As if $p$ is false we can just evaluate to $p$

### Or

‘Or’ is represented by ‘$\lor$’:

$$ \begin{array}{| c c | c |} P & Q & P \lor Q \\ \hline T & T & T \\ T & F & T \\ F & T & T \\ F & F & F \end{array} $$

The pattern here should be clearer after doing $and$

- If $P$ is true, then the proposition is always true.
- If $P$ is false, then the proposition has the same value as $Q$

Which can be written in lambdas as:

$$ or \quad \equiv \quad \lambda p.\lambda q.\ p\ p\ q $$

### Not

‘Not’ is nice and short as a truth table.
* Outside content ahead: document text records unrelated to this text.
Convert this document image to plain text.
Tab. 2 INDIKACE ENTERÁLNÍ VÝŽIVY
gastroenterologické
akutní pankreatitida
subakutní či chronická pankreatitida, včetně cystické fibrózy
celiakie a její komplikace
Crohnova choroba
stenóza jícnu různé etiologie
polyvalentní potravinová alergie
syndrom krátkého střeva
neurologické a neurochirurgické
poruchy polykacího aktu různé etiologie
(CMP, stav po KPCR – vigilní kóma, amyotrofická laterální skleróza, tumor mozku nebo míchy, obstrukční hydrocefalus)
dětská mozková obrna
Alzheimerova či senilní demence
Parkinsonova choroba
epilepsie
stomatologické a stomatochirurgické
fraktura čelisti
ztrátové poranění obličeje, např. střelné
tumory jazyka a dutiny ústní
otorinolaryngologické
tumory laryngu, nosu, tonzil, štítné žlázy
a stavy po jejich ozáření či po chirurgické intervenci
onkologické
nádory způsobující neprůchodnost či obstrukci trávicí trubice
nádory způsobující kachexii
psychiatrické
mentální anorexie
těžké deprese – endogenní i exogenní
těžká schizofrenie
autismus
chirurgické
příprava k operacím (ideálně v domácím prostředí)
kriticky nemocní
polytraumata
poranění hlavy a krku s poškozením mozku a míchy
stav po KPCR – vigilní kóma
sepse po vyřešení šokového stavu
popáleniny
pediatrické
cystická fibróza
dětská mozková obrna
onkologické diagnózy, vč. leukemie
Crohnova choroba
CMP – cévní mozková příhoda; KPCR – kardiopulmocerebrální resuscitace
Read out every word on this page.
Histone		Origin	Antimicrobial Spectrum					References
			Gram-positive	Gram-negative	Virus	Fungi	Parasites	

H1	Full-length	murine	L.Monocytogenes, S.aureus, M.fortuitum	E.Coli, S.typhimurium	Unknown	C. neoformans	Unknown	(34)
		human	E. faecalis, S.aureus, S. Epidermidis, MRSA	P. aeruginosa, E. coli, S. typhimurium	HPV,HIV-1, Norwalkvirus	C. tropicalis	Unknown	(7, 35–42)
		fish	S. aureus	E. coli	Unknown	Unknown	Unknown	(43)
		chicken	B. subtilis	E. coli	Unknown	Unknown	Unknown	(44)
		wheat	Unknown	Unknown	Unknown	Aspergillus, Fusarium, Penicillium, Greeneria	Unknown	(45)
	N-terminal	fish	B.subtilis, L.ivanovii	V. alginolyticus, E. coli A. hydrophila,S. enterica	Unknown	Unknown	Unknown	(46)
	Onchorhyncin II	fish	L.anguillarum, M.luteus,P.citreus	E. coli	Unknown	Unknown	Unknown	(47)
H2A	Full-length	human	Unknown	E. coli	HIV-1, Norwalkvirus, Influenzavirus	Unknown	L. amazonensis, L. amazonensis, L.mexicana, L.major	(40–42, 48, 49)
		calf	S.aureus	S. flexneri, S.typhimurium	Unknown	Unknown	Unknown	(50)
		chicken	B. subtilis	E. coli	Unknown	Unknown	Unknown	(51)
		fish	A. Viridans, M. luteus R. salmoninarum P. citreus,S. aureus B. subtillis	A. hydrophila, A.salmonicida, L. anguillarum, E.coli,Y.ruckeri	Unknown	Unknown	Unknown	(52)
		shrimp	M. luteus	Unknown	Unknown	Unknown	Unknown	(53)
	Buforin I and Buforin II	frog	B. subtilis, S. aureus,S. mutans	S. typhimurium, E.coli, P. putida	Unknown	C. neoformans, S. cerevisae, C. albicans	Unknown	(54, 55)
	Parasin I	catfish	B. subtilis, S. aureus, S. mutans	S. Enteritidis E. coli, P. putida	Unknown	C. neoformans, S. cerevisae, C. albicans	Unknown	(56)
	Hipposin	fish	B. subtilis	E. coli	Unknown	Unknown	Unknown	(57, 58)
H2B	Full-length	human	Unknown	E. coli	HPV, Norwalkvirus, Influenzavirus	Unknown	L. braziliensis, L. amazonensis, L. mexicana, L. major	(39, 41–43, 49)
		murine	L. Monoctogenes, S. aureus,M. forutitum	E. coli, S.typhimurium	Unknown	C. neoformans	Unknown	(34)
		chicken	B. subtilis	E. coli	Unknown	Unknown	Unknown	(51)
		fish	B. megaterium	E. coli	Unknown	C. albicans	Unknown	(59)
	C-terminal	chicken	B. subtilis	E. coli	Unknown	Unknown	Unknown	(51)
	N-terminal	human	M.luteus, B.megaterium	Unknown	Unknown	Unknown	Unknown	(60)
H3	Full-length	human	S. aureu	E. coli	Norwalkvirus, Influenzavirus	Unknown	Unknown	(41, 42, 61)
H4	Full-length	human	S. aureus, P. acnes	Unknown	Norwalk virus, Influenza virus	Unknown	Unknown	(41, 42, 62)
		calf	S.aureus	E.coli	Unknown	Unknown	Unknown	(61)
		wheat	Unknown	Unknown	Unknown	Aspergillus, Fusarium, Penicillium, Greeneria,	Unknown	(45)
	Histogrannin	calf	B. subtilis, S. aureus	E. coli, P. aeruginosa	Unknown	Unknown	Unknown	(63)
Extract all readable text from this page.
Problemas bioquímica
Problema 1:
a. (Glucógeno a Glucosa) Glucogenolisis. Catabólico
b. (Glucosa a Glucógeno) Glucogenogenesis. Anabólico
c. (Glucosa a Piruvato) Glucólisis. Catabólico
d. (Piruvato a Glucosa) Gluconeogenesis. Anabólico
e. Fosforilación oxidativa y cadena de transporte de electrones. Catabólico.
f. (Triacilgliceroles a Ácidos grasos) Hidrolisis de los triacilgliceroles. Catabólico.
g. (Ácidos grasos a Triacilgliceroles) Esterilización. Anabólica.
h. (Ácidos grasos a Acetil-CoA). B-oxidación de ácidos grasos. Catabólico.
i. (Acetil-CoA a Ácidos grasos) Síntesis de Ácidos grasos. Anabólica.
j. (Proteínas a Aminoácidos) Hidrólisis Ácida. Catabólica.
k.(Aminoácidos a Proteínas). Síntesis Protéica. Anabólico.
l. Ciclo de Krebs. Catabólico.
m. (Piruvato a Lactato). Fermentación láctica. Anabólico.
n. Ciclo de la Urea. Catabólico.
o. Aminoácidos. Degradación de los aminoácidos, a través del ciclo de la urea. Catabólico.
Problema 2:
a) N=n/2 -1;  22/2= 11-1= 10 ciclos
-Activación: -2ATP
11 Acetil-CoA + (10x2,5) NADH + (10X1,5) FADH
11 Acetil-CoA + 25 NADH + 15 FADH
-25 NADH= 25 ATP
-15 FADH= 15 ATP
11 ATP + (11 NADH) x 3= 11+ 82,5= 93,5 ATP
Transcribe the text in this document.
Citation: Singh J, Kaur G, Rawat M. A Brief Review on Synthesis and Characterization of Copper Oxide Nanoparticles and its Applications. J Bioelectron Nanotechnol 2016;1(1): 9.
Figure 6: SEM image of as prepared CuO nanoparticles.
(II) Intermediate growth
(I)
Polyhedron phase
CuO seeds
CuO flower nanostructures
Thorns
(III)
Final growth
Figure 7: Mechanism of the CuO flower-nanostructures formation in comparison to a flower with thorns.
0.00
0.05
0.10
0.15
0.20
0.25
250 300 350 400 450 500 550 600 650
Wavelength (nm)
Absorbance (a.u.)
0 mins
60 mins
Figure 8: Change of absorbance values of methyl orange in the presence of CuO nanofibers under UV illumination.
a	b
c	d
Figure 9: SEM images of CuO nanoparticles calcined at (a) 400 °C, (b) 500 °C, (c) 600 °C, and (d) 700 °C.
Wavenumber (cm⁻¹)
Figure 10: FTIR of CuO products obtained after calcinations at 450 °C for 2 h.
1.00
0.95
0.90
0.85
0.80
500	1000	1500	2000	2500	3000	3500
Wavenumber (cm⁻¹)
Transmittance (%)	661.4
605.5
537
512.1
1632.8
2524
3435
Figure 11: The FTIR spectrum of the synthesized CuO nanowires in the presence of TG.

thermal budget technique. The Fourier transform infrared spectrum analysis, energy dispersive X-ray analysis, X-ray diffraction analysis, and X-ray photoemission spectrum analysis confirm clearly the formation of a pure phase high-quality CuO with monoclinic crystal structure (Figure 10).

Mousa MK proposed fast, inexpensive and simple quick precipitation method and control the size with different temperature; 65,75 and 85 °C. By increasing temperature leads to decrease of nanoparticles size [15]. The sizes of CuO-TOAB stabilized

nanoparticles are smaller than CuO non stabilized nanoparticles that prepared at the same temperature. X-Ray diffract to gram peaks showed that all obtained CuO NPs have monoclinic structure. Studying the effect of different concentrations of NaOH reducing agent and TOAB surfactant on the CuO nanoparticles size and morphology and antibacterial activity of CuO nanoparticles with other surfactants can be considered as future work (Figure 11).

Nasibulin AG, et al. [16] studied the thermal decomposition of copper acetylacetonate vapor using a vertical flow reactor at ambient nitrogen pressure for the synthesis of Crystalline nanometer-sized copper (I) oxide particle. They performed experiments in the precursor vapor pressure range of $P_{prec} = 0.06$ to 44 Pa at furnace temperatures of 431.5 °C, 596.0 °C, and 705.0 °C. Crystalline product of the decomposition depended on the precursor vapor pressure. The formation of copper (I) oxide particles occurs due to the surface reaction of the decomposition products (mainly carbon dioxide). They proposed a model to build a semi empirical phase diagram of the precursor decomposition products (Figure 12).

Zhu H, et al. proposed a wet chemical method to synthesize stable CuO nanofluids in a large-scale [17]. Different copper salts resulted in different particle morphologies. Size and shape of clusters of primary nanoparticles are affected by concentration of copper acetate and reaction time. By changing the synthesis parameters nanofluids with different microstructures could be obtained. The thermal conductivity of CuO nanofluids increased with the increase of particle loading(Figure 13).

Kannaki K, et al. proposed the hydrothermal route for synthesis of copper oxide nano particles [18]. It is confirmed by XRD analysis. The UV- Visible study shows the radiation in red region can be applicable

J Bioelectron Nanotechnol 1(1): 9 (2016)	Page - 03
We will use $\lnot$ to represent it

$$ \begin{array}{ c | c } P & \lnot P \\ \hline T & F \\ F & T \end{array} $$

We just need to flip $P$ around - if it was true (returning the first argument), we make it return false (return the second argument), and vice versa.

Like this:

$$ not \quad \equiv \quad \lambda p.\lambda a.\lambda b.\ p\ b\ a $$

### if … then

$$ \begin{array}{ c c | c } P & Q & P \implies Q \\ \hline T & T & T \\ T & F & F \\ F & T & T \\ F & F & T \end{array} $$

$$ implies \quad \equiv \quad \lambda p.\lambda q. p\ q\ p $$

### if and only if

$$ \begin{array}{ c c | c } P & Q & P \iff Q \\ \hline T & T & T \\ F & F & T \\ F & T & F \\ T & F & F \end{array} $$

$$ iff \quad \equiv \quad \lambda p.\lambda q. p\ q\ (not\ p) $$

$$ true \quad \equiv \quad \lambda a.\lambda b.\ a $$

$$ false \quad \equiv \quad \lambda a.\lambda b.\ b $$

$$ and \quad \equiv \quad \lambda p.\lambda q.\ p q p $$

$$ or \quad \equiv \quad \lambda p.\lambda q.\ p p q $$

$$ if \quad \equiv \quad \lambda p.\lambda a.\lambda b.\ p a b $$

- I will be the first to admit that this is a terrible definition of OO, mainly driven by my ignorance.
- All things not necessarily possible with the lambda. Terms and conditions apply.